A popular analyst explained how Bitcoin halving cycles could turn a $5 investment in BTC into $130,000.

Renowned crypto analyst Plan B believes that those who trade in line with Bitcoin’s halving cycles will earn more than those who buy and hold the currency. The veteran trader points out that BTC rose mainly during the three previous halvings.

At the same time, BitMEX founder Arthur Hayes noted that geopolitical unrest could also fuel a bull run in the market.

How the Bitcoin halving could turn $5 into $130,000

Traders who only trade the cryptocurrency market during halving periods could make up to 2,500% profit.

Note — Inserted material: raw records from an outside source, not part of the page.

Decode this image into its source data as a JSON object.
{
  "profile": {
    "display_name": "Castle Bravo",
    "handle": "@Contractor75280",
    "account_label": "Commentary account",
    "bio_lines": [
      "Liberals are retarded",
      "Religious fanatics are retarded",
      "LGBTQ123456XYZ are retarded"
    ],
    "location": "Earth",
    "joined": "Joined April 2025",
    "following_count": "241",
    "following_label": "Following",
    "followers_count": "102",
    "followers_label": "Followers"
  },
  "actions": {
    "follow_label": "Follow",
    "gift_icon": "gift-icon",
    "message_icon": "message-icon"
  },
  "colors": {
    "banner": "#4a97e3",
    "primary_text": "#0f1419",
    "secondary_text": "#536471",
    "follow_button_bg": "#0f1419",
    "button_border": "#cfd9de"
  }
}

Popular analyst Plan B is confident:

“If we only entered the market at these three moments [халвинги биткоина] and remained on the sidelines the rest of the time, our $5 investment would have increased to $130,000 (purple line) instead of the $37,000 we could have made with the buy and hodling strategy (blue line).”

Halvings, which occur on the BTC network approximately every four years, have historically caused significant price spikes as the rate of new coin issuance decreases by 50%. This growing supply shortage presents an opportunity for forward-thinking investors to make big money.

Stock-to-Flow model Source: PlanBTC.com

According to the Stock-to-Flow model created by Plan B, traders should purchase Bitcoin six months before the halving and sell 18 months after the event. This approach allows you to take advantage of Bitcoin’s cyclical patterns, making money during periods of significant price growth and avoiding subsequent bear markets.

Bitcoin benefits during periods of geopolitical instability

BitMEX founder Arthur Hayes believes that buying Bitcoin during times of geopolitical uncertainty and war is a strategically beneficial decision.

According to Hayes, BTC has demonstrated resilience and outperformed traditional assets such as long-term US Treasuries during the conflicts between Ukraine and Russia, as well as between Hamas and Israel. By comparison, Bitcoin’s price has risen 26% since the start of the war in the Middle East, while TLT, an exchange-traded fund (ETF) that tracks yields on US Treasury bonds maturing over 20 years, has risen just 3%.

“The smartest trade is to be long crypto. “Nothing else outpaces the growth of central bank balance sheets like cryptocurrencies,” says Hayes.

Bitcoin and TLT profitability. Source: Bloomberg

Hayes also noted that Bitcoin has confirmed its status as a hedging tool in the face of uncertainty associated with geopolitical tensions.

“Bitcoin has proven to outperform bonds during the war. Even if there is weakness early on, I will buy the dips,” Hayes concluded.